Extended Data Fig. 1. ABHD5 is required for HDAC4 proteolysis.

(a) Immunoblotting using an antibody directed against endogenous ABHD5 in cardiac and cellular COS as well as HEK293 extracts. GAPDH was used as loading control. (b) Cytosolic and nuclear fractions from adult rat ventricular myocytes were used for immunoblotting using an antibody directed against ABHD5, GAPDH and histone H3. (a-b) Representative results of two independent experiments. (c) Left panel: Immunoblotting analysis of cardiac extracts of control (Ctrl) or isoproterenol (ISO) treated mice using antibodies directed against HDAC4, ABHD5 and GAPDH as loading control. Middle left panel: Densitometric analysis of HDAC4-NT/FL ratio shown as fold change vs Ctrl. Middle-right panel and right panel: Quantification of cardiac ABHD5 protein normalized to GAPDH and abhd5-RNA levels normalized to 18S in unstressed mice and ISO-treated mice.

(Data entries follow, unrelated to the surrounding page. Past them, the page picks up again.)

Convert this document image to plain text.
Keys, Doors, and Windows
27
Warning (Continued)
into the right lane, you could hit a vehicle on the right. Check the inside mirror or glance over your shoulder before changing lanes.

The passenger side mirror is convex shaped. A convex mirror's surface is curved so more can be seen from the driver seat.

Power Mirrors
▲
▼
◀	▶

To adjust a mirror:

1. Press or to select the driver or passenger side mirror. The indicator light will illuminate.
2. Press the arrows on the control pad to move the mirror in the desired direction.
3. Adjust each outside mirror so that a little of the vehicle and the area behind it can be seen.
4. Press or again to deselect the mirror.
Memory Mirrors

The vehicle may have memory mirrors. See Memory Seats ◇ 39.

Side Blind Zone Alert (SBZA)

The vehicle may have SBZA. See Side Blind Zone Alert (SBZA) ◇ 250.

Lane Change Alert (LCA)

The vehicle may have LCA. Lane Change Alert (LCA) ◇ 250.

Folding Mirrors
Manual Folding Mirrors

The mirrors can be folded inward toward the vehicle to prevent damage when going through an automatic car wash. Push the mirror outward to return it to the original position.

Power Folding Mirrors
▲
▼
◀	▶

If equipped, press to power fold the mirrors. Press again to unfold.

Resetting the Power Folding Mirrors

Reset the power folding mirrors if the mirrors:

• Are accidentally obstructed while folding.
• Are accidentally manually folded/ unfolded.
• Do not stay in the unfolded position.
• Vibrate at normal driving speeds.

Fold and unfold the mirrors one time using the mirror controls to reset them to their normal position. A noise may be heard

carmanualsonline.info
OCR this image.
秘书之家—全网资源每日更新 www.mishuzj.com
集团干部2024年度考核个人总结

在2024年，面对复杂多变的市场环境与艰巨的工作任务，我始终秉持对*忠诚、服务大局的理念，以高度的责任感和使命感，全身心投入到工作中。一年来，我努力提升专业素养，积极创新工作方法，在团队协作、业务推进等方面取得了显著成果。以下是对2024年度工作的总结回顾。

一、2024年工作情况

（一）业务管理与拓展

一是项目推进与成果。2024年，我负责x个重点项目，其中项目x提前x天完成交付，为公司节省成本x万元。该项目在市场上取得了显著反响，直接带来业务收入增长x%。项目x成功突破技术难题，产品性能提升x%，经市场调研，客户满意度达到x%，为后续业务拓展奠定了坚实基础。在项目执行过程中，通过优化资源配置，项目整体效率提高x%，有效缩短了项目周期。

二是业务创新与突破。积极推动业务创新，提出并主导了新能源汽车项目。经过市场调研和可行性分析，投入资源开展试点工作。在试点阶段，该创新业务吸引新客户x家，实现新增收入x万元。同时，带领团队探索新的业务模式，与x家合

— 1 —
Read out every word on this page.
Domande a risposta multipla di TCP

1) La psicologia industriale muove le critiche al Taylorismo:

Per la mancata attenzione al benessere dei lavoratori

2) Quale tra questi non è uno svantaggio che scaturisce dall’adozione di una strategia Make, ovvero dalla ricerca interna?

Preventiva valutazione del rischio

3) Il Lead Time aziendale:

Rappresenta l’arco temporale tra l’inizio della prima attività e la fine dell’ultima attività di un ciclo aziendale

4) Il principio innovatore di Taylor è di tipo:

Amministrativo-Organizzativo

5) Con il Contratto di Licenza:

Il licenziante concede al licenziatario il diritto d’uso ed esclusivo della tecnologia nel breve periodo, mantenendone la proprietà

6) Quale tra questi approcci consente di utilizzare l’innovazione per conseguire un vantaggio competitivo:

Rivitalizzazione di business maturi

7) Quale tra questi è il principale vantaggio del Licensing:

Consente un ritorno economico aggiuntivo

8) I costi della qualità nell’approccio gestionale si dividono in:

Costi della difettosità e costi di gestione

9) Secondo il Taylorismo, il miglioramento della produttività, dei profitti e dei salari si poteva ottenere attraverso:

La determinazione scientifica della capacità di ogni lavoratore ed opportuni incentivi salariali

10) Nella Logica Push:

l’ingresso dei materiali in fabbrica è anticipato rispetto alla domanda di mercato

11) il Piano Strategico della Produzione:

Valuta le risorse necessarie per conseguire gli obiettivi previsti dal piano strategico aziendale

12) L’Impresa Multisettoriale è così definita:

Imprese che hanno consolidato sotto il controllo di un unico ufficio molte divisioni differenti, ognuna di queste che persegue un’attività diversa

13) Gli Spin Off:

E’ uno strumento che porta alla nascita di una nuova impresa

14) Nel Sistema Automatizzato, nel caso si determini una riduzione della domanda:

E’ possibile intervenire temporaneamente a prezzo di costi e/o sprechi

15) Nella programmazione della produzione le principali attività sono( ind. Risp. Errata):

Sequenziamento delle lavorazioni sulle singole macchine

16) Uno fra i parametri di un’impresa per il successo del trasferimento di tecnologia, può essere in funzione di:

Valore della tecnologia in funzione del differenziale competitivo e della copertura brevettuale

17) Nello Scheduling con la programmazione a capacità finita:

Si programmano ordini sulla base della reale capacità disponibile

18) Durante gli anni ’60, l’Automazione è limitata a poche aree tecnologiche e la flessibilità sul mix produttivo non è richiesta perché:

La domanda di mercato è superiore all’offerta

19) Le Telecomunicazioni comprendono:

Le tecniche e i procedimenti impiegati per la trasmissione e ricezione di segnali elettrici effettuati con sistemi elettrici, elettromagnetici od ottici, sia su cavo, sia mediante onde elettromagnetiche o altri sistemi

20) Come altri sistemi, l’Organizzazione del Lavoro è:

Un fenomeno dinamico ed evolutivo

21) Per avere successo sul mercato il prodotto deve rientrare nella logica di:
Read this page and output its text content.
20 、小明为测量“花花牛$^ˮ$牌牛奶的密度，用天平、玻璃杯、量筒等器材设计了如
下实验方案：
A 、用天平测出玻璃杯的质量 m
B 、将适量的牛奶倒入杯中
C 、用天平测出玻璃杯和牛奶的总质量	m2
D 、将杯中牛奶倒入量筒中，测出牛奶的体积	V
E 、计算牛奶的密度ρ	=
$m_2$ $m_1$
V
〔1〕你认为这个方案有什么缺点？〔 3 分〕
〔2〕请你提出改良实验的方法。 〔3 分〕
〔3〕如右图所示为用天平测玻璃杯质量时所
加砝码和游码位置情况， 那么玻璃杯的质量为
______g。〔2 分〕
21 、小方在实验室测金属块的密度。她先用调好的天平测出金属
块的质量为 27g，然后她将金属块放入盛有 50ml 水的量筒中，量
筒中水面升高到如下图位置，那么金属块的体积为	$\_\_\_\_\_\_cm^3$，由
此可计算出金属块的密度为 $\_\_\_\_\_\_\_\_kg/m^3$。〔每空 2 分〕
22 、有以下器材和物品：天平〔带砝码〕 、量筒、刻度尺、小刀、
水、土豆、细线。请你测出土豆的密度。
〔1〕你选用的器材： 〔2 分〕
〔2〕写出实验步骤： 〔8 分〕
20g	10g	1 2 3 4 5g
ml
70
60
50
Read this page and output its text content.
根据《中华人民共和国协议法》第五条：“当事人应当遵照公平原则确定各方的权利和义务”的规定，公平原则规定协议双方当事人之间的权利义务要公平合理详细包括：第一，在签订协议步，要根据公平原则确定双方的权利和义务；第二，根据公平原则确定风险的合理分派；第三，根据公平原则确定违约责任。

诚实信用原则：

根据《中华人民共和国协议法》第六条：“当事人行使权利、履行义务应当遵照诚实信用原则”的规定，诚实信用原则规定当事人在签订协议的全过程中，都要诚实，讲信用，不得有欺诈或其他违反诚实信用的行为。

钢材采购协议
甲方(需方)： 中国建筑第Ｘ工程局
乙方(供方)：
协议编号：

Statistical analysis: Values are presented as Mean±SEM, n=3 (n represents mice per indicated group); by unpaired two tailed t-test, P<0.05 considered as significant. (d) Left panel: Immunoblotting analysis of cardiac extracts of control (Ctrl) or CL 316,243 (CL) treated mice using antibodies directed against HDAC4, ABHD5 and GAPDH as loading control. Middle-left panel: Densitometric analysis of HDAC4-NT/FL ratio shown as fold change vs Ctrl. Middle panel: Quantification of cardiac ABHD5 protein normalized to GAPDH and abhd5-RNA levels normalized to 18S in unstressed mice and CL-treated mice. Right panel: Quantification of ucp1 mRNA normalized to 18S in brown adipose tissue after treatment with CL as a marker of CL effective administration. Statistical analysis: Values are presented as Mean±SEM, n=3 (n represents mice per indicated group); by unpaired two tailed t-test, P<0.05 considered as significant.